Une moyenne de 15 nouveaux albums de BD ont paru chaque jour en 2012.
Comment dans ces conditions, un amateur peut-il faire son choix. La visibilité des nouveautés est brouillée dans la masse. Pire, comment un libraire peut-il décemment offrir un panorama large et varié dans un espace obligatoirement réduit ? Comment peut-il constituer un fond et gérer les stocks ?
Je ne parle bien évidemment pas des supermarchés de la culture qui ne s’intéressent qu’aux gros tirages pour leurs têtes de gondole, quitte d’ailleurs à placer le dernier Titeuf (tiré à 1 million d’exemplaires) ou les derniers « Luky Luke » et autres « Largo Winch » sur TOUTES les têtes de gondoles renvoyant au diffuseur toutes les autres productions et forçant le lecteur à consommer sans lui laisser la possibilité d'exercer son libre arbitre.
Dans ces conditions, on peut s’interroger sur l’avenir de nombre de ces dessinateurs qui, pourtant, présentent régulièrement des ouvrages de grandes qualités, tant scénaristiques que graphiques, voués irrémédiablement au pilon.
Cette crise est bien entendu accentuée par le contexte économique morose.
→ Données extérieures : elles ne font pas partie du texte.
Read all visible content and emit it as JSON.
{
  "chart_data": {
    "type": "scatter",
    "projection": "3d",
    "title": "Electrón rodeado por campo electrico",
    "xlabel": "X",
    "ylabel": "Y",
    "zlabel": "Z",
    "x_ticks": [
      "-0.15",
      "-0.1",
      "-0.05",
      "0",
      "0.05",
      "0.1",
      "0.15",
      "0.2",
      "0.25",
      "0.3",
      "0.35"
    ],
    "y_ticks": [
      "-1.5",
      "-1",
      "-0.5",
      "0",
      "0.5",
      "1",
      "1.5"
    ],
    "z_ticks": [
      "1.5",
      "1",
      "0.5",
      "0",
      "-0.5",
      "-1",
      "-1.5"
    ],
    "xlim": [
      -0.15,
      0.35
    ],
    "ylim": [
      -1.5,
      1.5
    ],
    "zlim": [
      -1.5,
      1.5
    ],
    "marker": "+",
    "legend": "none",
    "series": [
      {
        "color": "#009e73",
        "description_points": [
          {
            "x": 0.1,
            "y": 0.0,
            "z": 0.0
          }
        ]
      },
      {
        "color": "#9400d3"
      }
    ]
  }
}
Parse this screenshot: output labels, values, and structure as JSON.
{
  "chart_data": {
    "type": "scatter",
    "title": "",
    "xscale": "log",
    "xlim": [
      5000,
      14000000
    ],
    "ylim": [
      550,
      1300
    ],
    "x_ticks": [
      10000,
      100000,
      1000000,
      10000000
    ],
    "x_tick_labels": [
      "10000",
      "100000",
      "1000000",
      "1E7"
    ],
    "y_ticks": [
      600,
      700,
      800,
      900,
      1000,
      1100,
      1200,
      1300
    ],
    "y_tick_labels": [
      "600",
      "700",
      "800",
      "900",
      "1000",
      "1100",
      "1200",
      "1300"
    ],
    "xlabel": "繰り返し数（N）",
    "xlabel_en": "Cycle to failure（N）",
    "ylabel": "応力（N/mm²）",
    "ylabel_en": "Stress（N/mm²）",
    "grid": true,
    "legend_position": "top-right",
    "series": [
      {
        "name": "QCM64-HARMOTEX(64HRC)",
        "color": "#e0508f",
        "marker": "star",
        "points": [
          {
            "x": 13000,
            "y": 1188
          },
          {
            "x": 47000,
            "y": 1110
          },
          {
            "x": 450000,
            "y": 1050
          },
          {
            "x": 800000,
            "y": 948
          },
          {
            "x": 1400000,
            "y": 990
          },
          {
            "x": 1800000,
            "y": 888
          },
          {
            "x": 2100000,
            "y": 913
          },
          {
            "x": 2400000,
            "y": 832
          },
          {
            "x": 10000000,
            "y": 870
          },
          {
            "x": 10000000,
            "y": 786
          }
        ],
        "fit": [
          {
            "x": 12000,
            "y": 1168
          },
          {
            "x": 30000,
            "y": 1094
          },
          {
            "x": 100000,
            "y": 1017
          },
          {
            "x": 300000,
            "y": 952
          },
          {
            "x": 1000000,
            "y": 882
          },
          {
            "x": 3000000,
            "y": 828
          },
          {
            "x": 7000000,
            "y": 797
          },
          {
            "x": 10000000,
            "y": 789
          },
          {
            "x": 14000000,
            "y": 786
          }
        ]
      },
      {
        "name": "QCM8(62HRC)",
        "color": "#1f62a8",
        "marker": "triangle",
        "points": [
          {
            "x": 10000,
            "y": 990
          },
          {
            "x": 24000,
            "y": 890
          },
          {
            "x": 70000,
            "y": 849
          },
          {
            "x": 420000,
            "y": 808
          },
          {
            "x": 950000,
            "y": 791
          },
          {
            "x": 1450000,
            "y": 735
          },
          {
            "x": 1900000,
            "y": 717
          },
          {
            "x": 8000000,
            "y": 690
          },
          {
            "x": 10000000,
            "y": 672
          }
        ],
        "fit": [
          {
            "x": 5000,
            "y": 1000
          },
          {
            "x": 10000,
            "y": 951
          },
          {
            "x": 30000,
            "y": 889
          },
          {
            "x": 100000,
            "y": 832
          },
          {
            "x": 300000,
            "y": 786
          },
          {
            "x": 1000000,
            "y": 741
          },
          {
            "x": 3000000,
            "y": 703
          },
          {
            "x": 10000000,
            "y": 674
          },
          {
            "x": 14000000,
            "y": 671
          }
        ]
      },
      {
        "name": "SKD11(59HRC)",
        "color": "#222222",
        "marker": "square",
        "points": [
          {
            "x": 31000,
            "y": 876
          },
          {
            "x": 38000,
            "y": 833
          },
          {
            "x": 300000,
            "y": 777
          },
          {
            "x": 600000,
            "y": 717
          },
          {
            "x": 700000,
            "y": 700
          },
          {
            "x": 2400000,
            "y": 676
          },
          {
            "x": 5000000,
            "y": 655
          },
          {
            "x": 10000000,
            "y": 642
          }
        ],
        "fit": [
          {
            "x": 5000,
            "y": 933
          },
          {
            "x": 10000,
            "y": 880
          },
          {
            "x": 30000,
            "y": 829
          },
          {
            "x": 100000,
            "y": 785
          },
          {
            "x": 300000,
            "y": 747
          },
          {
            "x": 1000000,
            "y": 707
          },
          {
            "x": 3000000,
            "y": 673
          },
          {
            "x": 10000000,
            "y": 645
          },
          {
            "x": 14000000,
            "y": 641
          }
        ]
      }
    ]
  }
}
Mais pas que. Les relations entre auteurs et éditeurs n’ont jamais été aussi tendues. Ces derniers reportant sur les dessinateurs les contraintes d’un marché de plus en plus difficile à aborder, alors même qu’ils en sont les principaux responsables, en choisissant la méthode de la fuite en avant. Une politique dynamique – pour ne pas dire explosive – qui laissera sur le carreau bon nombre de petits éditeurs et dont alors les charognards de l’édition française se disputeront les restes. Si 326 éditeurs ont publié des bandes dessinées en 2012, il faut rester prudent et ne pas se méprendre sur ce chiffre en le mettant en relation avec les quatre groupes qui dominent largement l’activité du secteur avec près de 45 % de la production.
Autre cause de cette prolifération de titres, l’accroissement des publications d’œuvres étrangères, et notamment japonaises. Sur les 5565 livres de BD publiés en 2012, 2234 sont des traductions (Japon, USA et Corée). Soit 40 % des titres. Mais si l’on retire la réédition de titres préalablement édités sous des formes différentes (poche, recueils, intégrales, tirages de tête, coffrets) ; la publication des seules nouveautés n’est plus que de 4514 ouvrages ce qui fait passer les traductions à près de 50 % !
Reste malgré tout de l’espoir. Les albums de BD représentent une formidable réserve à disposition des autres médias. A condition, bien entendu, que tous les acteurs du 9e art participent de façon active à sa promotion. Alors, peut-être, les quelques 2000 auteurs francophones ayant publiés en 2012 pourront vivre (enfin) décemment de leur travail dans le monde de la BD
Source : Gilles Ratier, secrétaire général de l’ACBD (Association des Critiques et journalistes de Bande%Dessinée.